In a study published in the latest edition of the Journal of Alzheimer's Disease, researchers identify a specific variation in brain waves of individuals with aMCI. The findings depict a pattern of delayed neural activity that is directly related to the severity of impairment in cognitive performance on a word finding task and may indicate an early dysfunction of progression to Alzheimer's disease.

Impaired episodic memory, the ability to retain new memories such as recent conversations, events, or upcoming appointments, is a hallmark symptom of Alzheimer's disease. While mild cognitive impairment (MCI) is the recognized clinical state between healthy aging and Alzheimer's disease, aMCI is a specific type characterized by deficits in episodic memory.

The potential diagnostic approach utilizes electroencephalogram (EEG) technology, a more affordable and non-invasive alternative to other available methods such as MRI or a spinal tap, to measure neural responses while participants access semantic memory or long-term memory representative of general knowledge and concepts.

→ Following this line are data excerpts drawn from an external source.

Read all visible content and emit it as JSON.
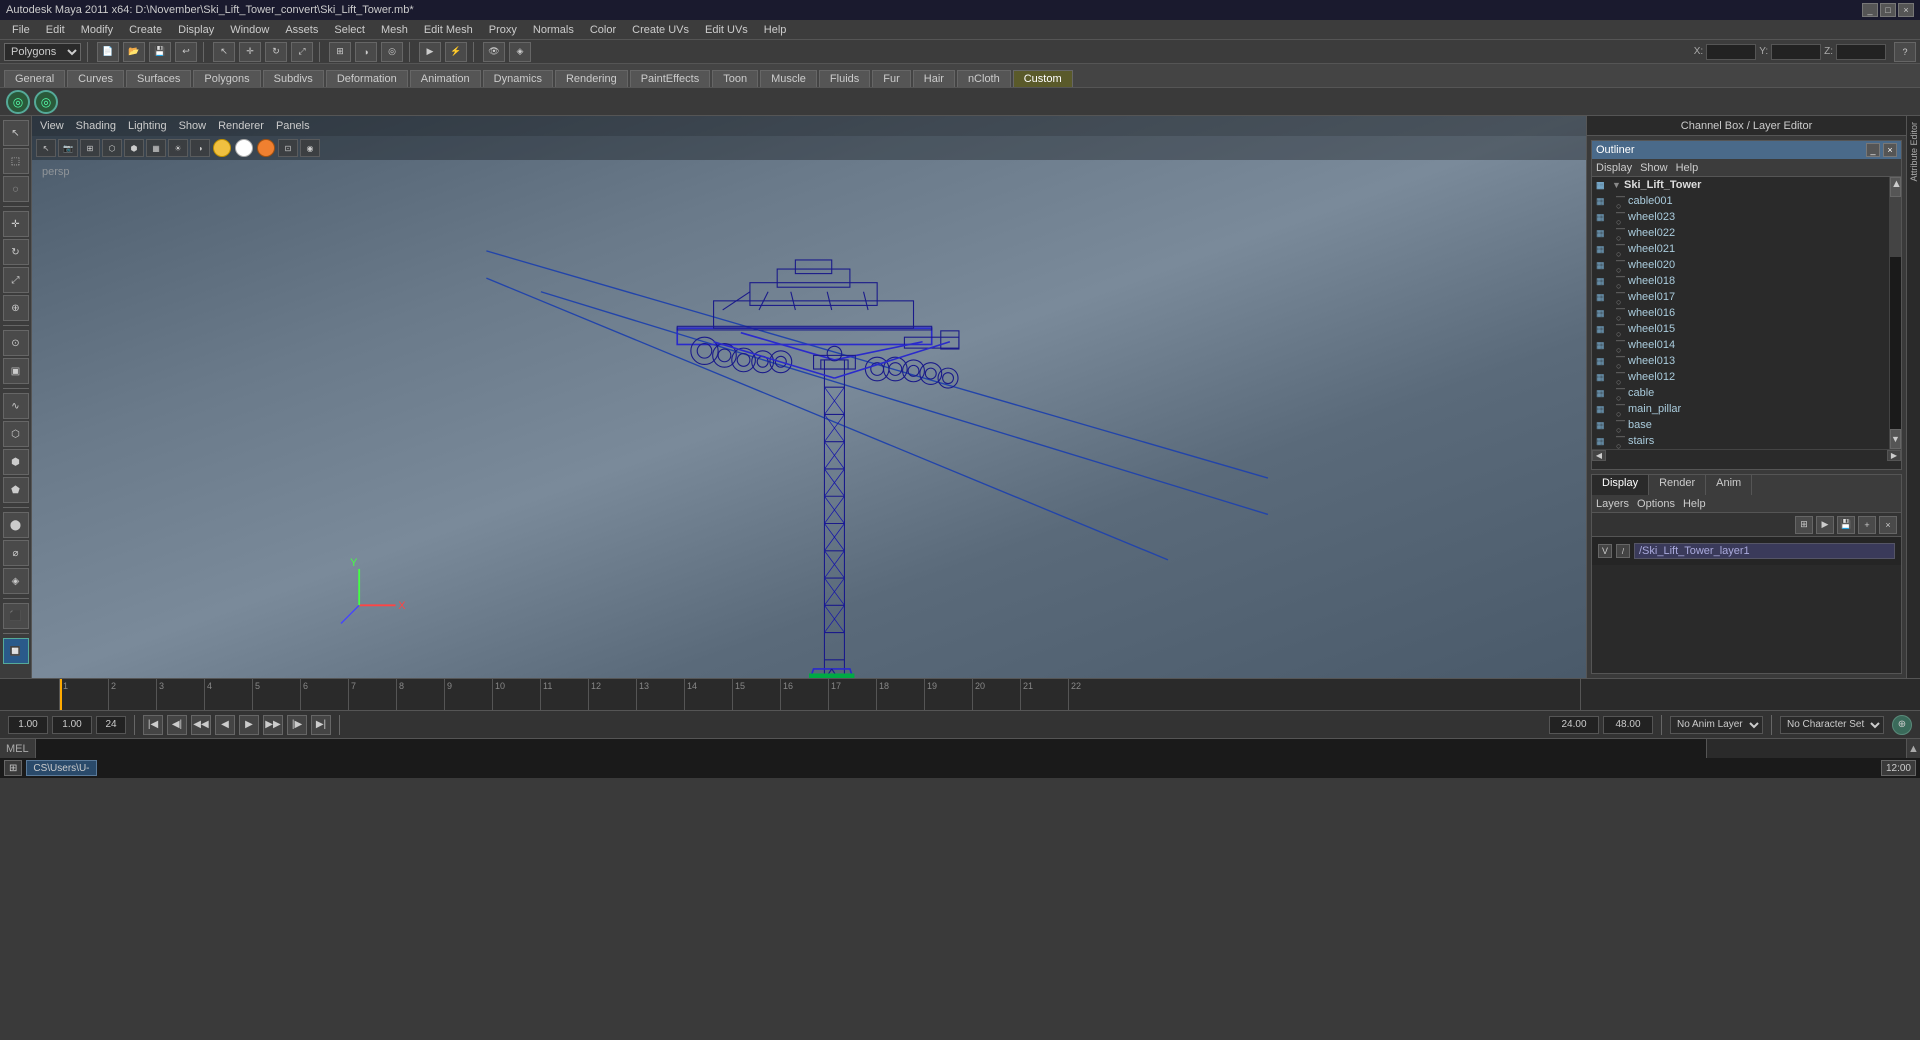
{
  "title_bar": {
    "title": "Autodesk Maya 2011 x64: D:\\November\\Ski_Lift_Tower_convert\\Ski_Lift_Tower.mb*",
    "controls": [
      "_",
      "□",
      "×"
    ]
  },
  "menu_bar": {
    "items": [
      "File",
      "Edit",
      "Modify",
      "Create",
      "Display",
      "Window",
      "Assets",
      "Select",
      "Mesh",
      "Edit Mesh",
      "Proxy",
      "Normals",
      "Color",
      "Create UVs",
      "Edit UVs",
      "Help"
    ]
  },
  "mode_selector": {
    "value": "Polygons"
  },
  "main_toolbar": {
    "tools": [
      "file-open",
      "file-save",
      "undo",
      "redo",
      "select",
      "move",
      "rotate",
      "scale",
      "snap-grid",
      "snap-curve",
      "snap-point",
      "snap-view",
      "render-current",
      "render-sequence",
      "hardware-render",
      "ipr-render"
    ]
  },
  "tabs": {
    "items": [
      "General",
      "Curves",
      "Surfaces",
      "Polygons",
      "Subdivs",
      "Deformation",
      "Animation",
      "Dynamics",
      "Rendering",
      "PaintEffects",
      "Toon",
      "Muscle",
      "Fluids",
      "Fur",
      "Hair",
      "nCloth",
      "Custom"
    ]
  },
  "sync_buttons": {
    "labels": [
      "◎",
      "◎"
    ]
  },
  "viewport": {
    "menus": [
      "View",
      "Shading",
      "Lighting",
      "Show",
      "Renderer",
      "Panels"
    ],
    "corner_label": "persp",
    "axis_labels": {
      "x": "X",
      "y": "Y"
    }
  },
  "channelbox": {
    "title": "Channel Box / Layer Editor"
  },
  "outliner": {
    "title": "Outliner",
    "menus": [
      "Display",
      "Show",
      "Help"
    ],
    "items": [
      {
        "name": "Ski_Lift_Tower",
        "level": 0,
        "is_root": true
      },
      {
        "name": "cable001",
        "level": 1
      },
      {
        "name": "wheel023",
        "level": 1
      },
      {
        "name": "wheel022",
        "level": 1
      },
      {
        "name": "wheel021",
        "level": 1
      },
      {
        "name": "wheel020",
        "level": 1
      },
      {
        "name": "wheel018",
        "level": 1
      },
      {
        "name": "wheel017",
        "level": 1
      },
      {
        "name": "wheel016",
        "level": 1
      },
      {
        "name": "wheel015",
        "level": 1
      },
      {
        "name": "wheel014",
        "level": 1
      },
      {
        "name": "wheel013",
        "level": 1
      },
      {
        "name": "wheel012",
        "level": 1
      },
      {
        "name": "cable",
        "level": 1
      },
      {
        "name": "main_pillar",
        "level": 1
      },
      {
        "name": "base",
        "level": 1
      },
      {
        "name": "stairs",
        "level": 1
      }
    ]
  },
  "layer_editor": {
    "tabs": [
      "Display",
      "Render",
      "Anim"
    ],
    "menus": [
      "Layers",
      "Options",
      "Help"
    ],
    "active_tab": "Display",
    "layers": [
      {
        "v": "V",
        "name": "/Ski_Lift_Tower_layer1"
      }
    ]
  },
  "timeline": {
    "start": 1,
    "end": 24,
    "current": 1,
    "ticks": [
      1,
      2,
      3,
      4,
      5,
      6,
      7,
      8,
      9,
      10,
      11,
      12,
      13,
      14,
      15,
      16,
      17,
      18,
      19,
      20,
      21,
      22
    ]
  },
  "playback": {
    "start_frame": "1.00",
    "current_frame": "1.00",
    "end_frame_range": "24",
    "playback_end": "24.00",
    "anim_end": "48.00",
    "no_anim_layer": "No Anim Layer",
    "no_char_set": "No Character Set",
    "buttons": [
      "skip-back",
      "prev-frame",
      "prev-key",
      "play-back",
      "play-fwd",
      "next-key",
      "next-frame",
      "skip-fwd"
    ]
  },
  "command_line": {
    "label": "MEL",
    "placeholder": "",
    "status": ""
  },
  "taskbar": {
    "item": "CS\\Users\\U-"
  },
  "attr_strip": {
    "channel_label": "Channel Box / Layer Editor",
    "attr_label": "Attribute Editor"
  },
  "icons": {
    "mesh_icon": "▦",
    "arrow_right": "▶",
    "arrow_left": "◀",
    "expand": "▼",
    "collapse": "▶",
    "close": "×",
    "minimize": "_",
    "maximize": "□"
  }
}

"This is a promising start at looking at a group of MCI patients. The long-term goal is whether this can be applied to individual patients one day," says study principal investigator John Hart, Jr., M.D., Medical Science Director at the Center for BrainHealth and Distinguished Chair in Neuroscience and the Jane and Bud Smith Distinguished Chair.

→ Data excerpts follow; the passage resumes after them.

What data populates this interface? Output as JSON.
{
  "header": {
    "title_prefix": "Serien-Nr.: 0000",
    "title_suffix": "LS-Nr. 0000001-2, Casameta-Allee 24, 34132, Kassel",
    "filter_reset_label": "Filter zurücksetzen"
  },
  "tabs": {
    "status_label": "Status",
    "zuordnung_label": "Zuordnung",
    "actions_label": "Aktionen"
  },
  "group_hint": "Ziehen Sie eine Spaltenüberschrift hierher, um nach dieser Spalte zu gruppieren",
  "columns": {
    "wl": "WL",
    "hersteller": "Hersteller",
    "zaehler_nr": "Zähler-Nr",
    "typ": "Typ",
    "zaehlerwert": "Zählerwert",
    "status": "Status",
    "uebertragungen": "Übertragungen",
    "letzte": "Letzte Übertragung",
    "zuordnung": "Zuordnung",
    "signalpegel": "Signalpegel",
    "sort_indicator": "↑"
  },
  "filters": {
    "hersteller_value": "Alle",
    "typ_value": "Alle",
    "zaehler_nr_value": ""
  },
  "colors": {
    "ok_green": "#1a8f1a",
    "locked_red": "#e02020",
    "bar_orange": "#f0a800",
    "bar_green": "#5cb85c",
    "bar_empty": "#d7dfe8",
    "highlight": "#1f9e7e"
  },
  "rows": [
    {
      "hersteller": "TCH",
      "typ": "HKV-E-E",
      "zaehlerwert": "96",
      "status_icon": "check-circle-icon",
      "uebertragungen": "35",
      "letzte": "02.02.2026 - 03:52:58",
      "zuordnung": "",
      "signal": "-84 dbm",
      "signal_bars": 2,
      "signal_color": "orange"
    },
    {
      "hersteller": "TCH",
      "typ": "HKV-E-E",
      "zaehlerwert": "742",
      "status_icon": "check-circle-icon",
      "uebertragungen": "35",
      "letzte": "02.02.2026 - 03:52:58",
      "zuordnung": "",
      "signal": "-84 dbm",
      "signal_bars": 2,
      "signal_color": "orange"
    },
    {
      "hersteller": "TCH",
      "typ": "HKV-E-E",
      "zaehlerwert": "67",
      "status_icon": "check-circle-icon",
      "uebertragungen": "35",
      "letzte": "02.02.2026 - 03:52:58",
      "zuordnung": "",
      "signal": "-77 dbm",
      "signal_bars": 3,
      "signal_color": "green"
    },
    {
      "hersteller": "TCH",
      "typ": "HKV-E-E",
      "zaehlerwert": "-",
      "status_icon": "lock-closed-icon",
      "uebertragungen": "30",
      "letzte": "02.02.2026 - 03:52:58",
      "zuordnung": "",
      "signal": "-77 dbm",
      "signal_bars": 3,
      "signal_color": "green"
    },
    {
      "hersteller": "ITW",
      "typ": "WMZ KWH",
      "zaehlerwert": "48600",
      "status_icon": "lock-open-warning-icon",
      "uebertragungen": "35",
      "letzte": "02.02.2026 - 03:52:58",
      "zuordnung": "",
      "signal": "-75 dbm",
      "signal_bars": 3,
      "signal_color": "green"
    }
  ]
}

Study findings show that individuals with aMCI performed less accurately and more slowly on the semantic memory task than healthy controls. EEG results illustrated delayed brain activity during the task. When researchers took into account performance on an episodic memory evaluation, they found that the worse the episodic memory performance, the greater the delayed activity that appeared in the EEG.

For the study, 16 individuals with aMCI and 17 age matched healthy controls were monitored by EEG and presented with pairs of words that either described features of an object or were randomly paired. For example, 'humps' and 'desert' would evoke the memory of the word 'camel', but 'humps' and 'monitor' would be considered a random pair. Participants were then asked to indicate by button press whether the pair conjured any particular object memory or not.

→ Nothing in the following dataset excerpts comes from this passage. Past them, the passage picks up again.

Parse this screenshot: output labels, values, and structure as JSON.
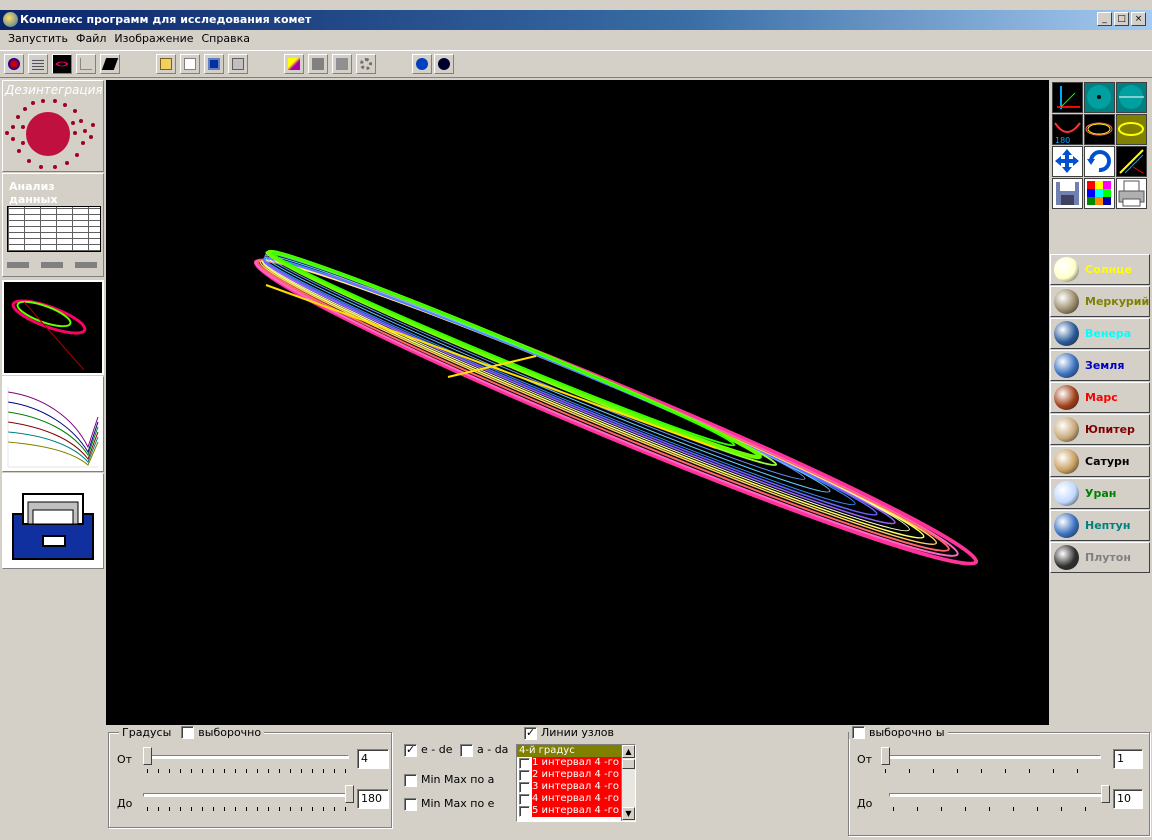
{
  "window": {
    "title": "Комплекс программ для исследования комет",
    "min": "_",
    "max": "□",
    "close": "×"
  },
  "menu": [
    {
      "label": "Запустить"
    },
    {
      "label": "Файл"
    },
    {
      "label": "Изображение"
    },
    {
      "label": "Справка"
    }
  ],
  "left": {
    "disintegration_label": "Дезинтеграция",
    "analysis_label": "Анализ данных"
  },
  "planets": [
    {
      "label": "Солнце",
      "color": "#ffff00",
      "ball": "#ffffcc"
    },
    {
      "label": "Меркурий",
      "color": "#808000",
      "ball": "#9a8a6a"
    },
    {
      "label": "Венера",
      "color": "#00ffff",
      "ball": "#2a5a9a"
    },
    {
      "label": "Земля",
      "color": "#0000c0",
      "ball": "#3a70c0"
    },
    {
      "label": "Марс",
      "color": "#ff0000",
      "ball": "#a0401a"
    },
    {
      "label": "Юпитер",
      "color": "#800000",
      "ball": "#c8a878"
    },
    {
      "label": "Сатурн",
      "color": "#000000",
      "ball": "#c8a060"
    },
    {
      "label": "Уран",
      "color": "#008000",
      "ball": "#c0d8ff"
    },
    {
      "label": "Нептун",
      "color": "#008080",
      "ball": "#3a70c0"
    },
    {
      "label": "Плутон",
      "color": "#808080",
      "ball": "#303030"
    }
  ],
  "bottom": {
    "degrees": {
      "title": "Градусы",
      "selective_label": "выборочно",
      "from_label": "От",
      "to_label": "До",
      "from_value": "4",
      "to_value": "180",
      "from_fraction": 0.0,
      "to_fraction": 1.0
    },
    "options": {
      "e_de_label": "e - de",
      "e_de_checked": true,
      "a_da_label": "a - da",
      "a_da_checked": false,
      "minmax_a_label": "Min Max по a",
      "minmax_a_checked": false,
      "minmax_e_label": "Min Max по e",
      "minmax_e_checked": false,
      "node_lines_label": "Линии узлов",
      "node_lines_checked": true
    },
    "list": {
      "header": "4-й градус",
      "items": [
        "1 интервал 4 -го",
        "2 интервал 4 -го",
        "3 интервал 4 -го",
        "4 интервал 4 -го",
        "5 интервал 4 -го"
      ]
    },
    "right": {
      "selective_label": "выборочно",
      "suffix_label": "ы",
      "from_label": "От",
      "to_label": "До",
      "from_value": "1",
      "to_value": "10",
      "from_fraction": 0.0,
      "to_fraction": 1.0
    }
  }
}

"The majority of EEG research in aMCI has focused on looking at the mind 'at rest', but we are looking at the brain while it is engaged in the object memory retrieval process. We think this might be more sensitive and more specific in pointing out certain cognitive deficits, in this case semantic memory, than other non-EEG methods available, because EEG reflects direct neural activity," explained study lead author Hsueh-Sheng Chiang, M.D., Ph.D., a research doctoral student at Center for BrainHealth at the time of the study who is now a post-doctoral fellow at UT Southwestern Medical Center. "This protocol could potentially provide complementary information for diagnosis of pre-dementia stages including MCI and identify neural changes that can occur in cases of Alzheimer's disease."

Chiang and Hart will continue to validate this prospective diagnostic tool that has the potential to help identify or predict those who may progress to Alzheimer's disease. The research team plans to recruit more participants and to follow them longitudinally in combination with other objective measures to examine the potentiality of applying this EEG tool as an early disease marker.